Ripeto, bisogna ridimensionarci. Per cosa inseguiamo la bramosia di potere? Siamo vittime di un gioco al massacro. La libertà è un bene preziosissimo e molte nazioni ne sono prive, anche noi indirettamente ne paghiamo le conseguenze. Siamo tornati all’homo homini lupus.
Parli di melodie che plasmano le nostre scelte. C’è una melodia che è stata determinante per plasmare la tua scelta di essere artista?
Chi mi ha cambiato la vita e mi ha fatto scattare la molla è Aldo Ciccolini: dopo un suo concerto, all’uscita del teatro dissi a mio padre che volevo diventare come lui; era un uomo imperturbabile ma al pianoforte creava magie. Nel 2015 a Nola feci un concerto in cui il pianoforte a coda nella cassa armonica custodiva un suo autografo. Pensavo di non voler continuare in quella fase della mia vita e quello è stato un segno a proseguire.
Hai da poco concluso un tour in Corea: che situazione hai trovata e quel pubblico come si approccia alla tua musica?

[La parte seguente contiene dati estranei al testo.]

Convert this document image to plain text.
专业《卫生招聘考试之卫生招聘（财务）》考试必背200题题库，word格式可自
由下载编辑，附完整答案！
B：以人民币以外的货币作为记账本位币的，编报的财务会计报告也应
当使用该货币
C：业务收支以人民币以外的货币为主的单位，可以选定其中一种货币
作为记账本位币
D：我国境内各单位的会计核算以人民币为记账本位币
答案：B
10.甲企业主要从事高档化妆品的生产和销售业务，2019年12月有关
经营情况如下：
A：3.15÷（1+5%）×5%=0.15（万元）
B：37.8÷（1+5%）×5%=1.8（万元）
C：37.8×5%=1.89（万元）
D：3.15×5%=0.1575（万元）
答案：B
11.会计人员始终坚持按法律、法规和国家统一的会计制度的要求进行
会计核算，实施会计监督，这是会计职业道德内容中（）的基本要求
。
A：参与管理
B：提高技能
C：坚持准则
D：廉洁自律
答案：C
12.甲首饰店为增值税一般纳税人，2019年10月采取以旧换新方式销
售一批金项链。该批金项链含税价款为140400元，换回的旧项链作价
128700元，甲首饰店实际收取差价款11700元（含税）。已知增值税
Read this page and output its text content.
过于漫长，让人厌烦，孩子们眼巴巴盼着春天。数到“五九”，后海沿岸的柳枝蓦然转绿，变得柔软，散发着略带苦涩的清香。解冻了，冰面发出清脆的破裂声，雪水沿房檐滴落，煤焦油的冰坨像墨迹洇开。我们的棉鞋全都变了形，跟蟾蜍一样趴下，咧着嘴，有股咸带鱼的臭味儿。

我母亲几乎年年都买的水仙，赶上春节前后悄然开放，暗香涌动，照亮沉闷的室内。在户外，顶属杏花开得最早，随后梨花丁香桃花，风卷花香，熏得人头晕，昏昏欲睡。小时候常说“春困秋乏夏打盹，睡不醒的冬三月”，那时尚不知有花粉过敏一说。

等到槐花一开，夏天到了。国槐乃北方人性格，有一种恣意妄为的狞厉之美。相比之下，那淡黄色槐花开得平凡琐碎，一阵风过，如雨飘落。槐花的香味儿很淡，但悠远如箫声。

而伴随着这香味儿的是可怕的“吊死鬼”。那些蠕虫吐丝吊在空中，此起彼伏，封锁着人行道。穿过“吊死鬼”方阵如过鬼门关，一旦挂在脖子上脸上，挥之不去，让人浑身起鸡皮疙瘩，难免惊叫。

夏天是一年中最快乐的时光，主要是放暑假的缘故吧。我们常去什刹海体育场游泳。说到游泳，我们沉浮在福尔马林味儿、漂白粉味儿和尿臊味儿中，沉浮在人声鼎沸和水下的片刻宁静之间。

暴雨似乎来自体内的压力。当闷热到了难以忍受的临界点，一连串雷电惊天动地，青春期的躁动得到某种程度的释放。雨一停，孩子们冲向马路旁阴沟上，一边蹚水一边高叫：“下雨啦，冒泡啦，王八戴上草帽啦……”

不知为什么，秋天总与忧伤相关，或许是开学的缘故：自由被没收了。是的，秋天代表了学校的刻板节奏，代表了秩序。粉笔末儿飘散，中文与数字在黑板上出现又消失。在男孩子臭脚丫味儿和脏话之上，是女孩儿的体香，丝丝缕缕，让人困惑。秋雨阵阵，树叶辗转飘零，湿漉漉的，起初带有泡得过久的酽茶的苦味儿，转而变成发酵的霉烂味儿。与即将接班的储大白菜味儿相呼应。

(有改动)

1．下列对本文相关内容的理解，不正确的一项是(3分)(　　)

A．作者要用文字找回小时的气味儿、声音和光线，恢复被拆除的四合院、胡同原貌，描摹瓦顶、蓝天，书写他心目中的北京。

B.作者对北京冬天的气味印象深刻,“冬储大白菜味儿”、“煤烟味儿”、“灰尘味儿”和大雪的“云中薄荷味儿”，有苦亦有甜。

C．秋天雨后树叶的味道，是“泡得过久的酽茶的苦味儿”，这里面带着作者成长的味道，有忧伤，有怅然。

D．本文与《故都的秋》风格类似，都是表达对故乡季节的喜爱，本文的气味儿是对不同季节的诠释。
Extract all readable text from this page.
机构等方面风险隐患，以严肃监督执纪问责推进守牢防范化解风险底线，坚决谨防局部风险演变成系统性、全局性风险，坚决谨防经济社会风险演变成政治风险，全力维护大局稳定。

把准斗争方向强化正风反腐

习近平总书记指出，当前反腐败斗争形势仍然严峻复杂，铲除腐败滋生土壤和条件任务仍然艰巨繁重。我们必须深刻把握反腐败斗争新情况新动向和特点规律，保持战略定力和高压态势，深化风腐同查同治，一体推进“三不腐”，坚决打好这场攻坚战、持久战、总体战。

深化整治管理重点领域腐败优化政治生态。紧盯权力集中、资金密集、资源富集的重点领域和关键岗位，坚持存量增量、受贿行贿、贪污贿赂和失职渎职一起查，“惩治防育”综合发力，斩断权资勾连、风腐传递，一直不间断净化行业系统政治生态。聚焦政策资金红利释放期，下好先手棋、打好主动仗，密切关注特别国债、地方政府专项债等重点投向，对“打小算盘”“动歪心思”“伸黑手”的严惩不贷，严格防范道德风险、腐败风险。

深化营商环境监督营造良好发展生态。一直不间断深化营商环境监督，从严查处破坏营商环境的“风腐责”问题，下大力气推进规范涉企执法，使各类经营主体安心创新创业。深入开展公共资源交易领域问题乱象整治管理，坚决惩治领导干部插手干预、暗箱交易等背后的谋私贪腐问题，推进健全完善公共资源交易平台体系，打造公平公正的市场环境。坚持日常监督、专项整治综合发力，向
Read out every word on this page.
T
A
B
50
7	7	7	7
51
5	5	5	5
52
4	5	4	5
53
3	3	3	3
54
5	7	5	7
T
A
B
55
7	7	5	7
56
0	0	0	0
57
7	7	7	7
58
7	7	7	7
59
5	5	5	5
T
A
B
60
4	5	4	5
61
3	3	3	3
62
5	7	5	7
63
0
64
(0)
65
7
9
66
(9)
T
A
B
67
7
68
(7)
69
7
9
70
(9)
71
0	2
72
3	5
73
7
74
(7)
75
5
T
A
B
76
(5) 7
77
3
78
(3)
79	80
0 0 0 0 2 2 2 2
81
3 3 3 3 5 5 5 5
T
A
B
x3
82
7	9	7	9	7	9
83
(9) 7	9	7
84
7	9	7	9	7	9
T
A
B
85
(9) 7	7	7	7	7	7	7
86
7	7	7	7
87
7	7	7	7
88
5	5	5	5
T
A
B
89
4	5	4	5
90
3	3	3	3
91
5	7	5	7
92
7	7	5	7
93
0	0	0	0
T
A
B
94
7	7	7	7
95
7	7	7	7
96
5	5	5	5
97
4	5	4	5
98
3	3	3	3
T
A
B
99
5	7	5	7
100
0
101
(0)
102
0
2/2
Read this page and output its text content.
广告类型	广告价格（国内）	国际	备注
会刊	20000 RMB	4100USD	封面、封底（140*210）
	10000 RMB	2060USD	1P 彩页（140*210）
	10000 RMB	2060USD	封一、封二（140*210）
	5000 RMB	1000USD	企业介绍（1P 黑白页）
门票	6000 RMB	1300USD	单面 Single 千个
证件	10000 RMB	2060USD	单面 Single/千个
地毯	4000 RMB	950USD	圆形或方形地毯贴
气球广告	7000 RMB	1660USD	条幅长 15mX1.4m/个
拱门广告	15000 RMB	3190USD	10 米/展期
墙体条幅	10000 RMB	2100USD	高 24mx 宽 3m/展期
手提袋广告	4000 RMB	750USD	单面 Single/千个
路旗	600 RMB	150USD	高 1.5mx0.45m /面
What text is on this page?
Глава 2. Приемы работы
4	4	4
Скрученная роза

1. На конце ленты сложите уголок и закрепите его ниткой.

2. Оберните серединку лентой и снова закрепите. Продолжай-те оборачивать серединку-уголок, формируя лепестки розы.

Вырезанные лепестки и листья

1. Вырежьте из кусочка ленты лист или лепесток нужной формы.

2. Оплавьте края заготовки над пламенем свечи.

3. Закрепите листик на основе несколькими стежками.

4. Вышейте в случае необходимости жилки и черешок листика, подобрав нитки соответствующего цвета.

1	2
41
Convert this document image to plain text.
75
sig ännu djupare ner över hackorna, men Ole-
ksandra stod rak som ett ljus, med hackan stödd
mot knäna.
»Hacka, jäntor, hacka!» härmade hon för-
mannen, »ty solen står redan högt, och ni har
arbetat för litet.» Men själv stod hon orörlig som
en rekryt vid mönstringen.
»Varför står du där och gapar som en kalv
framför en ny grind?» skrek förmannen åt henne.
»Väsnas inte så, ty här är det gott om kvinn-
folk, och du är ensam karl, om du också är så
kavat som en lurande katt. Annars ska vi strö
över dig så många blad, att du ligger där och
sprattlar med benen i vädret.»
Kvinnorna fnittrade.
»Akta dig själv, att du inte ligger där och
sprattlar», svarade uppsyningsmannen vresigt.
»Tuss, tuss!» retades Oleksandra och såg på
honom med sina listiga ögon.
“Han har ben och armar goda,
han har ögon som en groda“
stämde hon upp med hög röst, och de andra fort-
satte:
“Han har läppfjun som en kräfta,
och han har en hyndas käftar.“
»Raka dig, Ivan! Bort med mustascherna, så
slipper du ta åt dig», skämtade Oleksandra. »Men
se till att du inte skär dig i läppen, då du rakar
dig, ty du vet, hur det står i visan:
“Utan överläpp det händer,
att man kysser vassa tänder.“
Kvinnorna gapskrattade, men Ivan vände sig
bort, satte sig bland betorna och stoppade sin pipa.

Ho trovato molto rispetto per l’artista, lo considerano un essere superiore. Non esiste il soundcheck fatto mezz’ora prima, si fanno le prove per tempo con tutte le maestranze, niente è lasciato al caso, tutto è curato alla perfezione. Ho chiesto a Seoul di incontrare il pubblico dopo il concerto, la direttrice di palco ha detto che non era possibile. A me mancava una parte importante, quella del contatto. Saluto il pubblico in coreano e chiedono il bis e gli faccio una sorpresa, propongo una loro canzone riarrangiata, Arirang: li ho conquistati, lo hanno visto come un gesto meraviglioso perché io mi sono avvicinata al loro mondo. Si è sparsa la voce e ovunque andavo la chiedevano. Alla fine il pubblico è salito sul palco e poi tutti in fila per l’autografo. Hanno percepito la mia ricerca nel comunicare ma anche nell’immedesimarmi.
Hai dato un andamento deciso a The Bravery: in cosa ti ritieni coraggiosa?
In tutte le mie scelte, sia ponderate che d’istinto.
L’Intelligenza Artificiale ti spaventa o te la fai amica?
Fa parte di questa epoca. Non la sto utilizzando anche se so che in musica c’è. Ma resto una compositrice tradizionale, compongo col cuore.
Che accadrà nelle prossime settimane?
Una estate piena di concerti, le date aumentano, sarà intensa. C’è poi qualche cosa all’estero verso fine anno.